Oh, Labour, with your progressive notions and your petty factionalism and your inability to articulate a coherent position on the matter of the day for any longer than the twenty minutes it takes to get Seamus Milne off the call he’s on with that other shadow frontbencher who’s gone off-message. And because Brexit is nothing but white noise punctuated by people who live in indoor markets in depressed northern towns shouting ‘LEAVE MEANS LEAVE’ at passing news crews, so Labour’s position has had them clucking about in the dark, like a hen that’s scared of teacakes – they may still be laying eggs, but they’re rubbish eggs that don’t make any sense, and then they go and put Barry Gardiner on Newsnight. Barry Gardiner, with his gimp suited, BDSM club bedside manner. Barry Gardiner, who’s on loan to the party from a stupid, early Victorian novel, where he plays the role of a confuddled milkmaid.
Some of my best friends are confuddled milkmaids from stupid, early Victorian novels, but I try not to put them on the TV to articulate a nuanced position around leaving a trading bloc too often. Then again, they’ll allow anyone on telly nowadays. Nadhim Zahawi, ‘Spoons scarecrow Tim Martin, that woman who put the cat in the bin. Isabel Oakeshott’s haunted expression, piped down every wire; as the remaining dregs of her humanity tries in vain to alert the authorities of all that hate pouring out of her gob, I half expect her to start blinking TORTURE in Morse code at the cameras, like those American airman shot down over Hanoi. But that’s a joke – Isabel Oakeshott doesn’t have any humanity, and we can’t deport her after Brexit anyway because we don’t have an extradition treaty with the works of Ayn Rand.
Imagine the japery if the Brexit party actually won some seats in the next parliament, instead of splitting the Leave vote in all those dreary post-urban hellhole constituencies full of flabby arses and broken teeth (if, that is, they bother to stand at all). Apparently, folk are due to turn to all sorts of weird and atavistic political entities this time around (insert your own Liberal Democrat gag here). Laid-off welders voting Faragist. Laid-off welders voting Tory. Something called the Independent Group for Change. Barry Gardiner. Viewers in Scotland have their own programmes. Viewers in Northern Ireland can only watch in black and white.

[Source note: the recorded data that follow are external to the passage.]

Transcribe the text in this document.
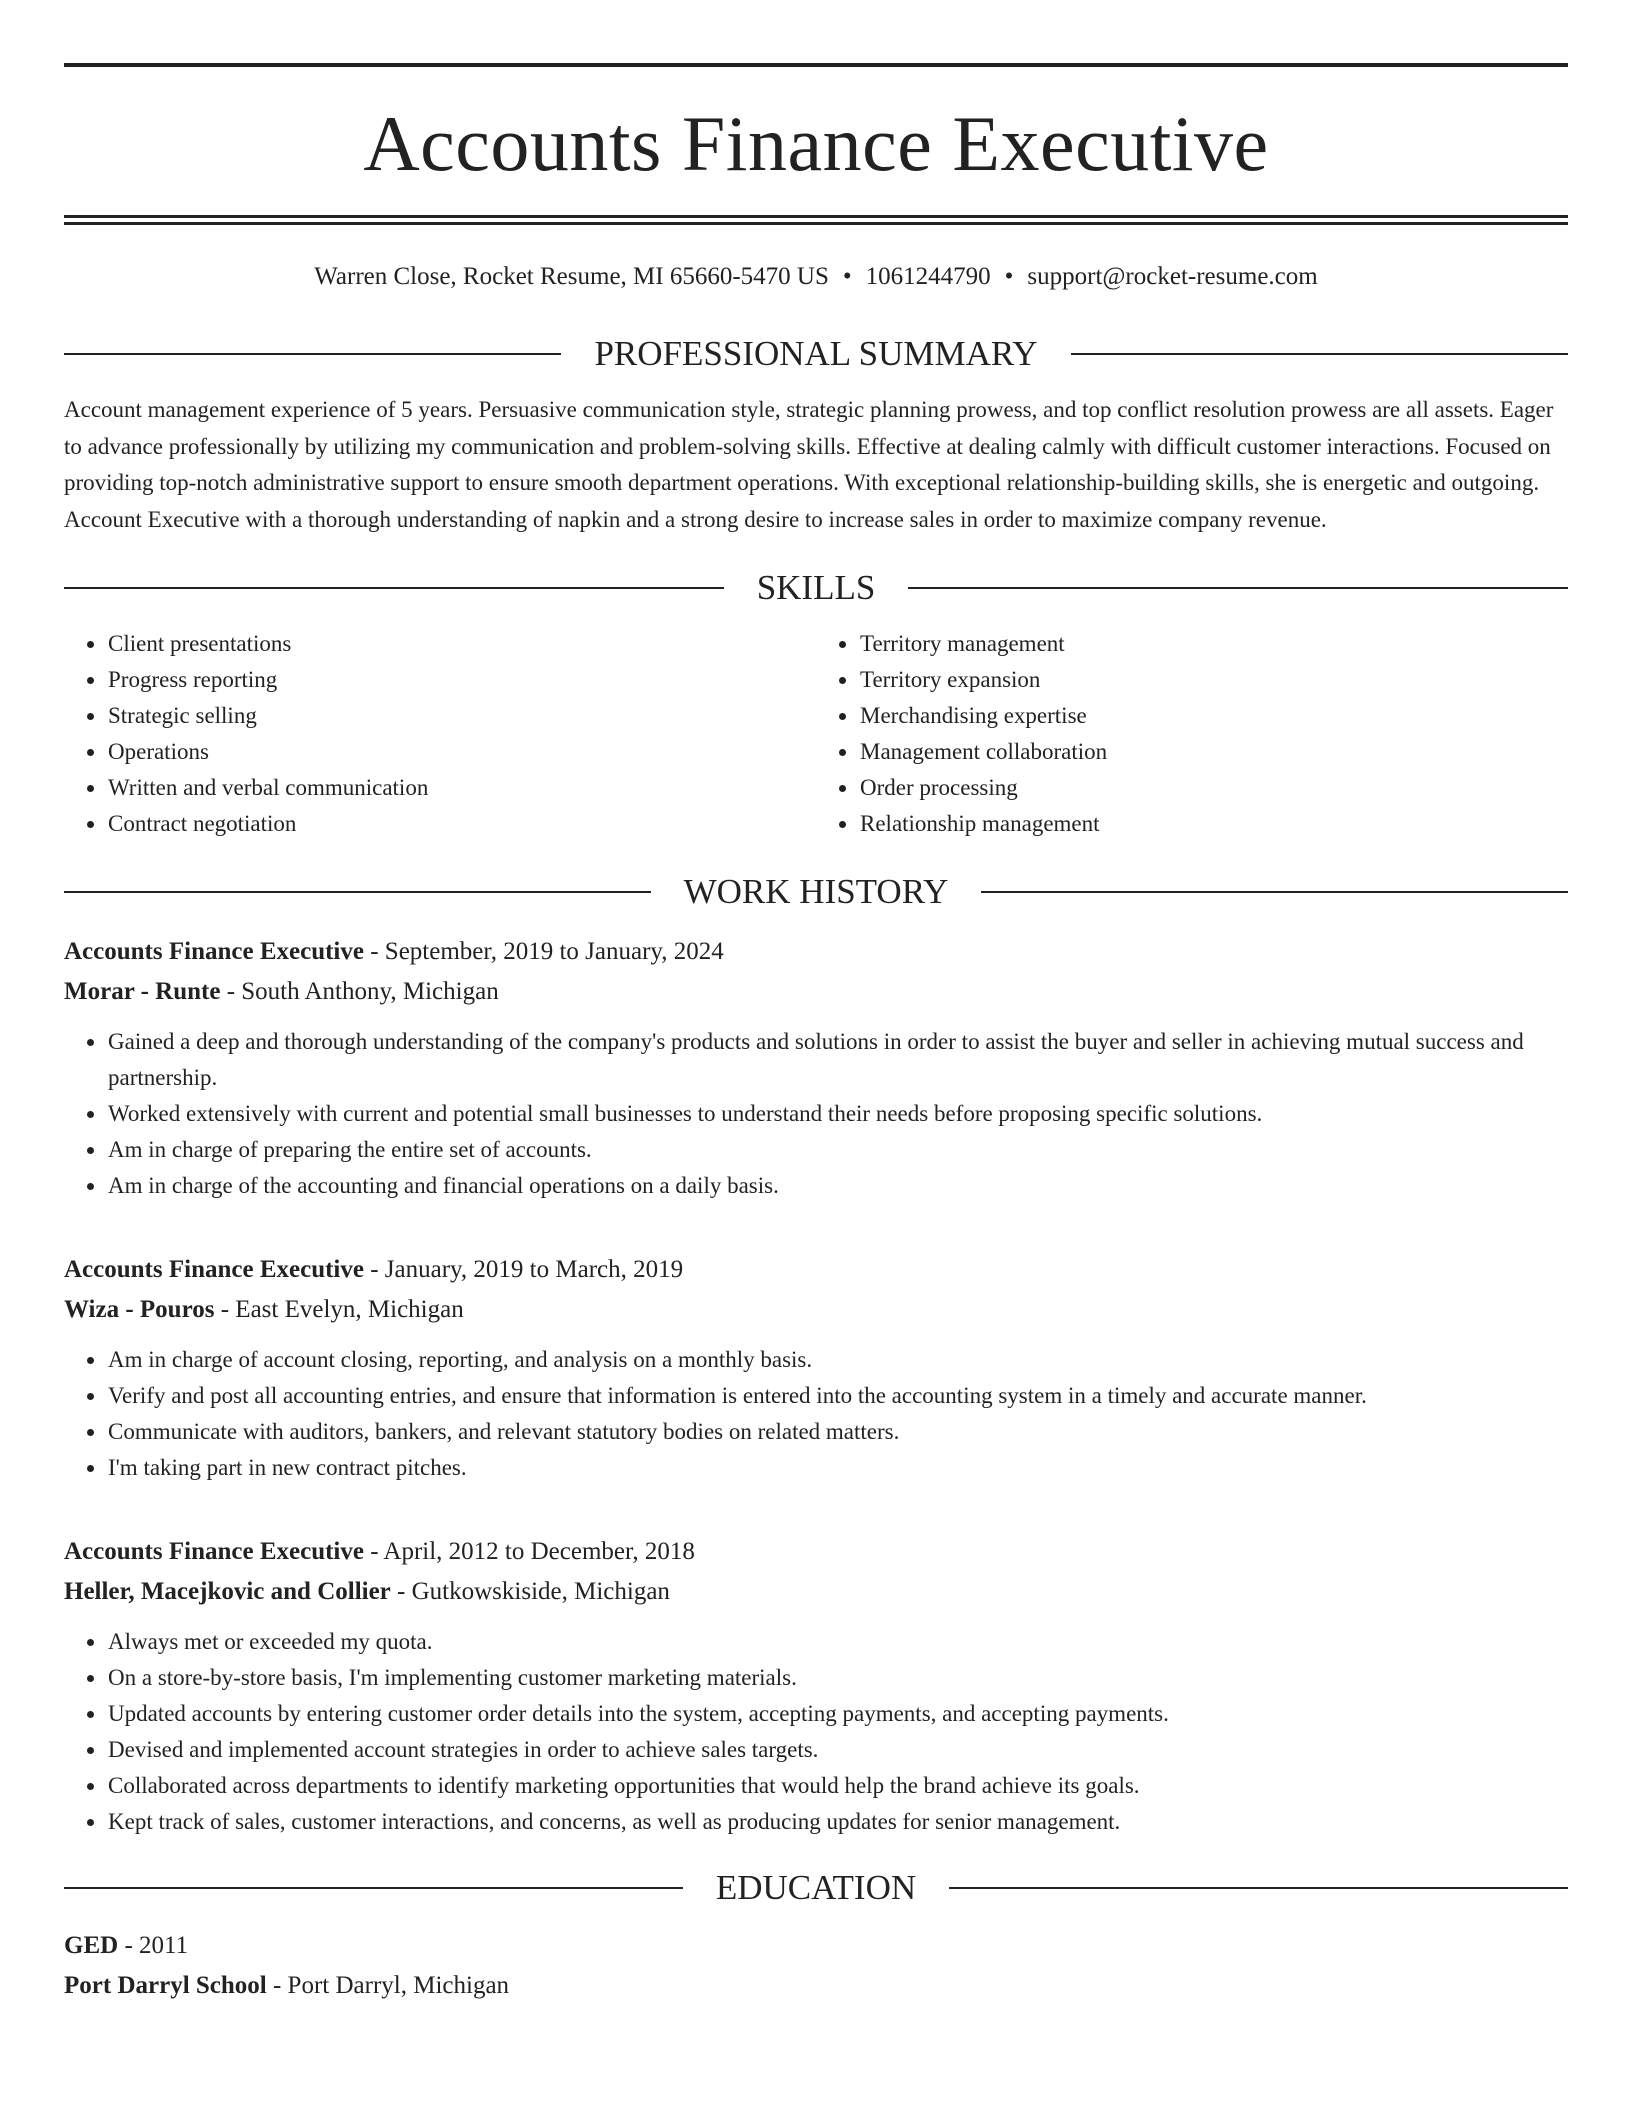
Accounts Finance Executive
Warren Close, Rocket Resume, MI 65660-5470 US • 1061244790 • support@rocket-resume.com
PROFESSIONAL SUMMARY

Account management experience of 5 years. Persuasive communication style, strategic planning prowess, and top conflict resolution prowess are all assets. Eager to advance professionally by utilizing my communication and problem-solving skills. Effective at dealing calmly with difficult customer interactions. Focused on providing top-notch administrative support to ensure smooth department operations. With exceptional relationship-building skills, she is energetic and outgoing. Account Executive with a thorough understanding of napkin and a strong desire to increase sales in order to maximize company revenue.

SKILLS
• Client presentations
• Progress reporting
• Strategic selling
• Operations
• Written and verbal communication
• Contract negotiation
• Territory management
• Territory expansion
• Merchandising expertise
• Management collaboration
• Order processing
• Relationship management
WORK HISTORY
Accounts Finance Executive - September, 2019 to January, 2024
Morar - Runte - South Anthony, Michigan
• Gained a deep and thorough understanding of the company's products and solutions in order to assist the buyer and seller in achieving mutual success and partnership.
• Worked extensively with current and potential small businesses to understand their needs before proposing specific solutions.
• Am in charge of preparing the entire set of accounts.
• Am in charge of the accounting and financial operations on a daily basis.
Accounts Finance Executive - January, 2019 to March, 2019
Wiza - Pouros - East Evelyn, Michigan
• Am in charge of account closing, reporting, and analysis on a monthly basis.
• Verify and post all accounting entries, and ensure that information is entered into the accounting system in a timely and accurate manner.
• Communicate with auditors, bankers, and relevant statutory bodies on related matters.
• I'm taking part in new contract pitches.
Accounts Finance Executive - April, 2012 to December, 2018
Heller, Macejkovic and Collier - Gutkowskiside, Michigan
• Always met or exceeded my quota.
• On a store-by-store basis, I'm implementing customer marketing materials.
• Updated accounts by entering customer order details into the system, accepting payments, and accepting payments.
• Devised and implemented account strategies in order to achieve sales targets.
• Collaborated across departments to identify marketing opportunities that would help the brand achieve its goals.
• Kept track of sales, customer interactions, and concerns, as well as producing updates for senior management.
EDUCATION
GED - 2011
Port Darryl School - Port Darryl, Michigan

And will FauntleFuck win his majority and get to deliver his special, sperm-y, Brexit casserole? As I’m not from the future I don’t know, and who can say what campaign trail tragedy we have in store. Will Boris try to do a sex on Laura Kuenssberg at a Chipping Sodbury hustings? Will one of Jo Swinson’s incredibly tight sweaters grow so restrictive that her breasts explode, propelling her nipples through the wall and into the faces of some Remain-supporting orphans? Will Jeremy Corbyn? No – he probably won’t…
And in the meantime there are sirens outside, the pavements covered in broken glass and the frozen bodies of the homeless that society doesn’t give a fuck about. Greenland has melted; there’s nothing there. Just a twig, floating where the city of Nuuk used to be. And police on the Isle of Man keep receiving reports of a strange, shambling figure, quite dead. Folk spot him in the shadows, shouting ‘Mr Grimsdale’ and chasing dolly birds and scrawling filth about Michel Barnier on walls in his dead man’s spunk. The creature was last spotted at Douglas harbour, boarding one of Chris Grayling’s ferries. He’s coming for you.
(Also: don’t vote Tory. Kthnxbai).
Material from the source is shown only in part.